Run manually, the query takes between 3 and 4 seconds (!!!) to run.

If we change 4 software to 1 software, the duration is still 2700/2800 milliseconds!

At this execution speed, there is no way we can keep up with software writes, since we need to process roughly a million of these writes per 24 hours.

Below, check out an example of this query, written for a single software with name "RollerCoaster Tycoon":

``` g. V('2ed0ef3d-3a5a-4459-8923-b77140eb5b45'). hasLabel("organization"). not(has("deleted", true)). // Adding software sideEffect( // add software if missing out("hasSoftware"). has("name", "RollerCoaster Tycoon"). has("version", "2"). fold(). coalesce( unfold(), addV("software"). property(single, "name", "RollerCoaster Tycoon"). property(single, "version", "2"). addE("hasSoftware"). from(V('2ed0ef3d-3a5a-4459-8923-b77140eb5b45')) ) ). // Getting the device out("ownsDevice"). hasId('2b91ce56-4285-492e-b6c7-f177c9a35072'). hasLabel("device"). not(has("deleted", true)).

// Adding edge
mergeE([ (T.label): "hasSoftware", (from): Merge.outV, (to): Merge.inV ]).
option(Merge.outV, V('2b91ce56-4285-492e-b6c7-f177c9a35072')).
option(Merge.inV,
        V('2ed0ef3d-3a5a-4459-8923-b77140eb5b45').
        out("hasSoftware").
        has("name", "RollerCoaster Tycoon").
        has("version", "2")
).
// Back to the org if to add another
V('2ed0ef3d-3a5a-4459-8923-b77140eb5b45')

```

Conclusions and Possible Paths Forward

We are not sure yet of what is the real cause of the high lag that we see:

  • Graph writes are too slow for this application
  • Our queries still aren't optimized
  • Some architectural error
  • Bad graph data modeling

We are still running tests and adding specific metrics to drill down into possible causes.

With the current solution, and the ones tested and discarded, we do not see a way to keep up with the data we have, in real time.

It's entirely possible there are too many traversals within the query.

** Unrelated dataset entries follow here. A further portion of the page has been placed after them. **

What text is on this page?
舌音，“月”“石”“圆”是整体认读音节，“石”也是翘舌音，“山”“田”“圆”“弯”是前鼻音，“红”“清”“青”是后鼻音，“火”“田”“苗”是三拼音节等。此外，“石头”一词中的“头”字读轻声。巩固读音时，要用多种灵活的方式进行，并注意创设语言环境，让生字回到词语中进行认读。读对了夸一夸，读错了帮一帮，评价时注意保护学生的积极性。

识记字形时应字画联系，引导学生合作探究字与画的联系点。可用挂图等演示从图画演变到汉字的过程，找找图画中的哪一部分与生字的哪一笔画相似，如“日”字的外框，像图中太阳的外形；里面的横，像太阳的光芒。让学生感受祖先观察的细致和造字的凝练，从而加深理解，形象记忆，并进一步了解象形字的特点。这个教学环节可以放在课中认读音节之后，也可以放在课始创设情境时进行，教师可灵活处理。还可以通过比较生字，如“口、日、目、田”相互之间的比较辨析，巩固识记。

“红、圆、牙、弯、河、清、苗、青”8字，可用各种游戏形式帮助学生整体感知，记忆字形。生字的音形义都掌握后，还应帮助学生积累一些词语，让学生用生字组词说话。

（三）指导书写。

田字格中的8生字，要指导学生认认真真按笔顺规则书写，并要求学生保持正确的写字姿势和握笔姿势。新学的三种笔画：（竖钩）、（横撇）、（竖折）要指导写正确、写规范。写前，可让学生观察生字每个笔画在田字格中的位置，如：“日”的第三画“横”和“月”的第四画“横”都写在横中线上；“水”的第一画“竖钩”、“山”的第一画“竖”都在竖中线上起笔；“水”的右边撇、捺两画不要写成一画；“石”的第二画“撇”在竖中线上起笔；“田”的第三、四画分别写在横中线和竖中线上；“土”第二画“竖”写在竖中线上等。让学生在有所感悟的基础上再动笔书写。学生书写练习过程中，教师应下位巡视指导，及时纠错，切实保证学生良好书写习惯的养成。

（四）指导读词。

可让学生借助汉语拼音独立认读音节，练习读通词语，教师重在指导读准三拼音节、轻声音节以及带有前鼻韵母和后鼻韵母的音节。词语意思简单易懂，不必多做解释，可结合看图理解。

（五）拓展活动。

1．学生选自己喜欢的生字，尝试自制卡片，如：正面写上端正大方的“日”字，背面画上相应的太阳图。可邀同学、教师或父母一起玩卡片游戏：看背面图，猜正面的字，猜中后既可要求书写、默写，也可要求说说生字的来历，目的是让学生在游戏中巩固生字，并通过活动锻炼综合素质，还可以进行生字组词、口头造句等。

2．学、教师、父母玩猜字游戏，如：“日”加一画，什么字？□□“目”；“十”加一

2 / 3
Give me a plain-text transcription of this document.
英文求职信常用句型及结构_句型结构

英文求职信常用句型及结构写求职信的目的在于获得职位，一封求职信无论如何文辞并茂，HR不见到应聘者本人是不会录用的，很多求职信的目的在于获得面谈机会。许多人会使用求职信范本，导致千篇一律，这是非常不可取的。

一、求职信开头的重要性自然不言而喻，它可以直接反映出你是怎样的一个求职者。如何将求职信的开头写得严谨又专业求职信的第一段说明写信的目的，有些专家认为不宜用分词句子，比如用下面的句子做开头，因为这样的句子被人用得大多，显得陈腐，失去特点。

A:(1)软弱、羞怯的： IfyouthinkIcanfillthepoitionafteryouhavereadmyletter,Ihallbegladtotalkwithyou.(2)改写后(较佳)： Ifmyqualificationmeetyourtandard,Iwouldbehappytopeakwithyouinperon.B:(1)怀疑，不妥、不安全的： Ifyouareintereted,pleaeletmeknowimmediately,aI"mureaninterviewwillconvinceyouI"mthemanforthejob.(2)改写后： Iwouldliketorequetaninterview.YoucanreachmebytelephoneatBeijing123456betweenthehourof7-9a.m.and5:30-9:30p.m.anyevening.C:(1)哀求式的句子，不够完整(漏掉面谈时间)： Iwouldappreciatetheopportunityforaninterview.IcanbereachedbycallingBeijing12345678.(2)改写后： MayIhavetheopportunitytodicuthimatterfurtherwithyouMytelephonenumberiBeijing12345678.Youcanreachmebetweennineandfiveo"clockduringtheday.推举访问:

However, at this time, we do not see a way to optimize the write queries; they are already optimized and simple.

  • Try with a different Gremlin compatible technology (DataStax, JanusGraph, etc.)
  • Filter out the Software that we care to write to the graph, until we have a small enough subset.
  • Give up with real time updates, and instead:
    • Collect events locally for a longer period (~10/20 minutes) and send accumulated results to the graph
    • Leverage batch file writes more, since those worked well for our Bulk Import.